Both Time Warner Cable and Comcast have experience with putting together diverse systems. Time Warner has integrated about 6.8 million subscribers through acquisition in the past 15 years, according to chairman and CEO Glenn Britt. And Comcast had one of the more successful integration stories in recent memory when it absorbed AT&T Broadband’s 13 million subscribers a little more than two years ago.

Comcast executive vice president and co-chief financial officer John Alchin said in an interview that while no integration is easy, the fact that the 1.8 million Adelphia and Time Warner Cable subscribers it is acquiring as part of the deal are mostly located near existing Comcast clusters makes the process less murky.

“Given that the net addition of 1.8 million subscribers -- we’re still only at 10% above our current footprint, and it’s 10% that is dovetailed for the most part up against systems or geographic areas we already do business in -- I think this is going to be relatively straightforward,” Alchin said.

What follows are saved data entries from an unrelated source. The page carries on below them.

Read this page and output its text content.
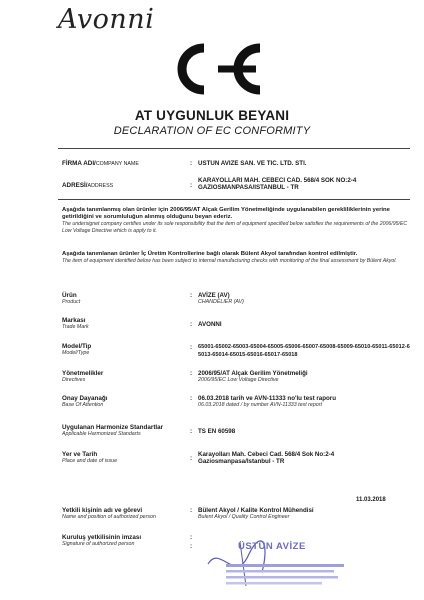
Avonni
AT UYGUNLUK BEYANI
DECLARATION OF EC CONFORMITY
FİRMA ADI/COMPANY NAME	: USTUN AVIZE SAN. VE TIC. LTD. STI.
ADRESİ/ADDRESS	:
KARAYOLLARI MAH. CEBECI CAD. 568/4 SOK NO:2-4
GAZIOSMANPASA/ISTANBUL - TR
Aşağıda tanımlanmış olan ürünler için 2006/95/AT Alçak Gerilim Yönetmeliğinde uygulanabilen gerekliliklerinin yerine getirildiğini ve sorumluluğun alınmış olduğunu beyan ederiz.
The undersignet company certifies under its sole responsibility that the item of equipment specified below satisfies the requirements of the 2006/95/EC Low Voltage Directive which is apply to it.
Aşağıda tanımlanan ürünler İç Üretim Kontrollerine bağlı olarak Bülent Akyol tarafından kontrol edilmiştir.
The item of equipment identified below has been subject to internal manufacturing checks with monitoring of the final assessment by Bülent Akyol.
Ürün
Product
: AVİZE (AV)
CHANDELIER (AV)
Markası
Trade Mark	: AVONNI
Model/Tip
Model/Type
: 65001-65002-65003-65004-65005-65006-65007-65008-65009-65010-65011-65012-65013-65014-65015-65016-65017-65018
Yönetmelikler
Directives
: 2006/95/AT Alçak Gerilim Yönetmeliği
2006/95/EC Low Voltage Directive
Onay Dayanağı
Base Of Attention
: 06.03.2018 tarih ve AVN-11333 no'lu test raporu
06.03.2018 dated / by number AVN-11333 test report
Uygulanan Harmonize Standartlar
Applicable Harmonized Standarts	: TS EN 60598
Yer ve Tarih
Place and date of issue	:
Karayolları Mah. Cebeci Cad. 568/4 Sok No:2-4 Gaziosmanpasa/Istanbul - TR
11.03.2018
Yetkili kişinin adı ve görevi
Name and position of authorized person
: Bülent Akyol / Kalite Kontrol Mühendisi
Bulent Akyol / Quality Control Engineer
Kuruluş yetkilisinin imzası
Signature of authorized person
:
:	ÜSTÜN AVİZE
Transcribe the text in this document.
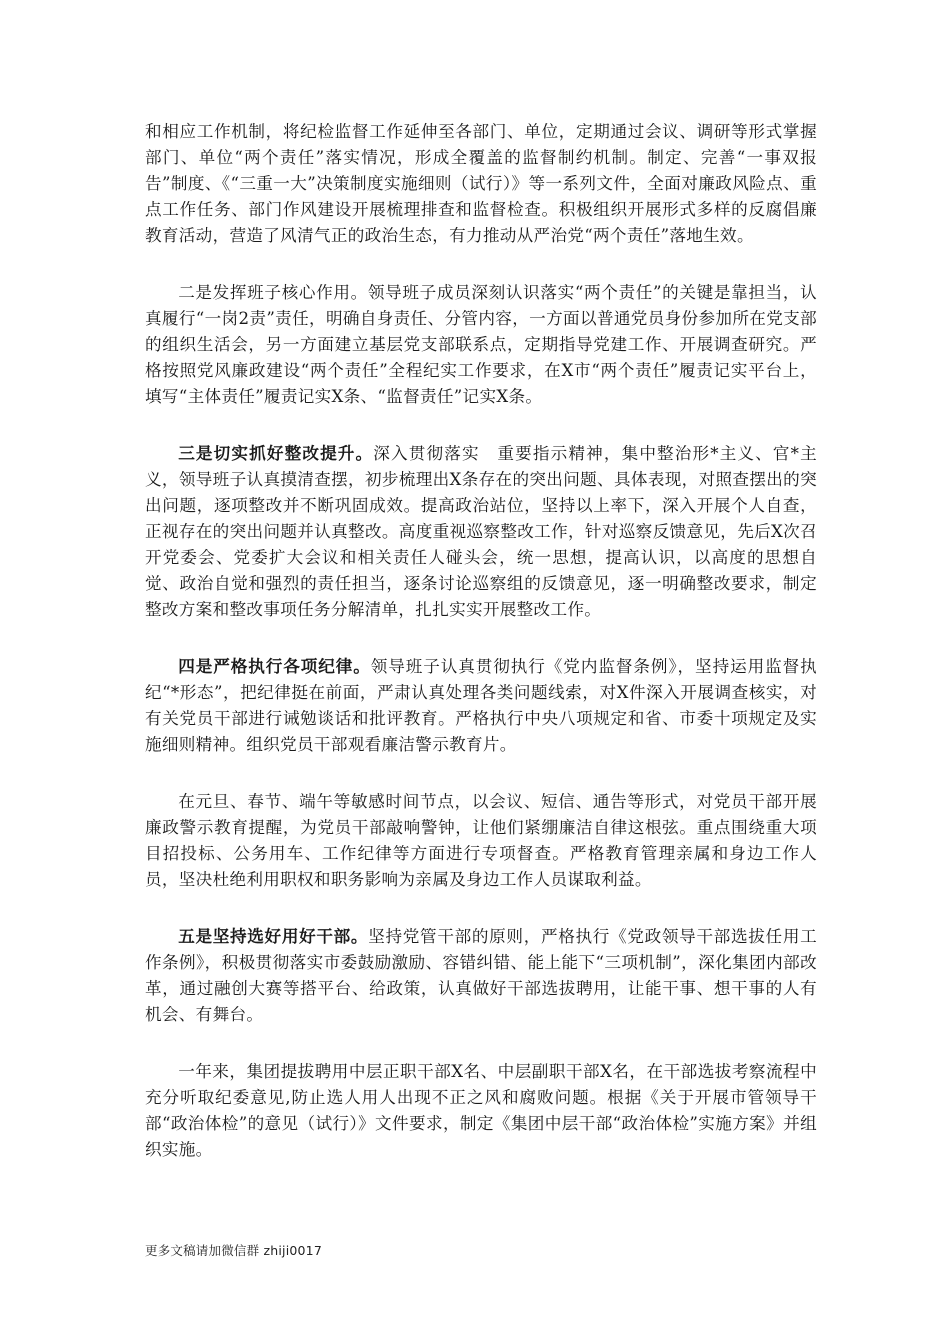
和相应工作机制，将纪检监督工作延伸至各部门、单位，定期通过会议、调研等形式掌握部门、单位“两个责任”落实情况，形成全覆盖的监督制约机制。制定、完善“一事双报告”制度、《“三重一大”决策制度实施细则（试行）》等一系列文件，全面对廉政风险点、重点工作任务、部门作风建设开展梳理排查和监督检查。积极组织开展形式多样的反腐倡廉教育活动，营造了风清气正的政治生态，有力推动从严治党“两个责任”落地生效。

二是发挥班子核心作用。领导班子成员深刻认识落实“两个责任”的关键是靠担当，认真履行“一岗2责”责任，明确自身责任、分管内容，一方面以普通党员身份参加所在党支部的组织生活会，另一方面建立基层党支部联系点，定期指导党建工作、开展调查研究。严格按照党风廉政建设“两个责任”全程纪实工作要求，在X市“两个责任”履责记实平台上，填写“主体责任”履责记实X条、“监督责任”记实X条。

三是切实抓好整改提升。深入贯彻落实　重要指示精神，集中整治形*主义、官*主义，领导班子认真摸清查摆，初步梳理出X条存在的突出问题、具体表现，对照查摆出的突出问题，逐项整改并不断巩固成效。提高政治站位，坚持以上率下，深入开展个人自查，正视存在的突出问题并认真整改。高度重视巡察整改工作，针对巡察反馈意见，先后X次召开党委会、党委扩大会议和相关责任人碰头会，统一思想，提高认识，以高度的思想自觉、政治自觉和强烈的责任担当，逐条讨论巡察组的反馈意见，逐一明确整改要求，制定整改方案和整改事项任务分解清单，扎扎实实开展整改工作。

四是严格执行各项纪律。领导班子认真贯彻执行《党内监督条例》，坚持运用监督执纪“*形态”，把纪律挺在前面，严肃认真处理各类问题线索，对X件深入开展调查核实，对有关党员干部进行诫勉谈话和批评教育。严格执行中央八项规定和省、市委十项规定及实施细则精神。组织党员干部观看廉洁警示教育片。

在元旦、春节、端午等敏感时间节点，以会议、短信、通告等形式，对党员干部开展廉政警示教育提醒，为党员干部敲响警钟，让他们紧绷廉洁自律这根弦。重点围绕重大项目招投标、公务用车、工作纪律等方面进行专项督查。严格教育管理亲属和身边工作人员，坚决杜绝利用职权和职务影响为亲属及身边工作人员谋取利益。

五是坚持选好用好干部。坚持党管干部的原则，严格执行《党政领导干部选拔任用工作条例》，积极贯彻落实市委鼓励激励、容错纠错、能上能下“三项机制”，深化集团内部改革，通过融创大赛等搭平台、给政策，认真做好干部选拔聘用，让能干事、想干事的人有机会、有舞台。

一年来，集团提拔聘用中层正职干部X名、中层副职干部X名，在干部选拔考察流程中充分听取纪委意见,防止选人用人出现不正之风和腐败问题。根据《关于开展市管领导干部“政治体检”的意见（试行）》文件要求，制定《集团中层干部“政治体检”实施方案》并组织实施。

更多文稿请加微信群 zhiji0017
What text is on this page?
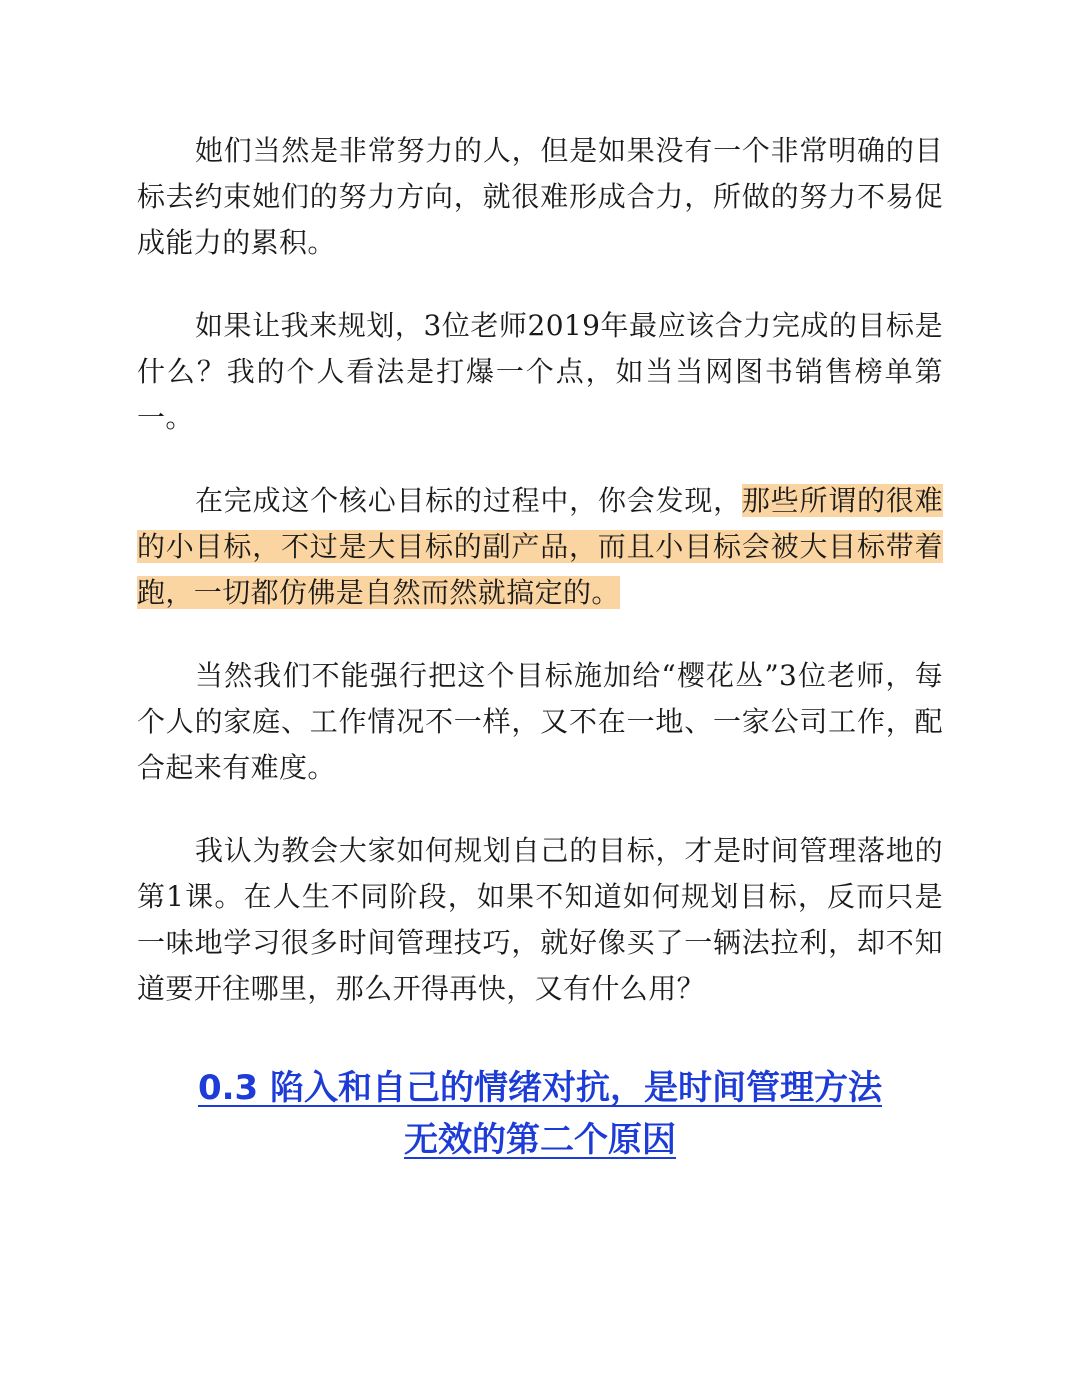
她们当然是非常努力的人，但是如果没有一个非常明确的目标去约束她们的努力方向，就很难形成合力，所做的努力不易促成能力的累积。

如果让我来规划，3位老师2019年最应该合力完成的目标是什么？我的个人看法是打爆一个点，如当当网图书销售榜单第一。

在完成这个核心目标的过程中，你会发现，那些所谓的很难的小目标，不过是大目标的副产品，而且小目标会被大目标带着跑，一切都仿佛是自然而然就搞定的。

当然我们不能强行把这个目标施加给“樱花丛”3位老师，每个人的家庭、工作情况不一样，又不在一地、一家公司工作，配合起来有难度。

我认为教会大家如何规划自己的目标，才是时间管理落地的第1课。在人生不同阶段，如果不知道如何规划目标，反而只是一味地学习很多时间管理技巧，就好像买了一辆法拉利，却不知道要开往哪里，那么开得再快，又有什么用？

0.3 陷入和自己的情绪对抗，是时间管理方法
无效的第二个原因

He added that while Comcast is waiting for the deal to close -- expected in nine to 12 months -- Comcast executives will likely be poring over their marketing plans and budgets in preparation to implement their plans for the Adelphia systems soon after the deal closes.

“In concept, that is absolutely the path that we will be taking,” Alchin said. “At this stage, step one is that our franchise-transfer people are already gearing up to get in the franchise-transfer applications. Then there will be a modified version of what we have done before with Mike Tallent and Dave Watson as CFO [chief financial officer] and COO of the cable division at some point in the next three, four or five months will begin that very intense, bottoms-up budgeting exercise.”
Britt -- who is taking on about 3.5 million subscribers from Adelphia and Comcast -- agreed that having most of these systems located near Time Warner clusters will help the integration process.

“Most of the properties we’re getting are adjacent to or part of our existing DMAs,” Britt said. “For those properties, they’ll just slide right in to our existing operations.”

Time Warner Cable CFO Landel Hobbs said that integration will be handled on a corporate and regional basis.

Earlier last month, Time Warner Cable began a periodic process of shifting some geographic responsibilities for its operational executive VPs, planning to move some out of its Stamford, Conn., headquarters and out into the field.

While that process is ongoing, Hobbs said, one new position will be created: a regional executive VP for the Los Angeles market.

“We’re approaching this like you would normally expect,” Hobbs said. “There will be an integration team up top that will globally handle integration, and there will be regionally based things as we integrate the system in. We’re approaching it in a structured integration approach using operating people who know cable.”

Britt said that while the Los Angeles executive has not been named yet, it will possibly be an existing Time Warner Cable employee.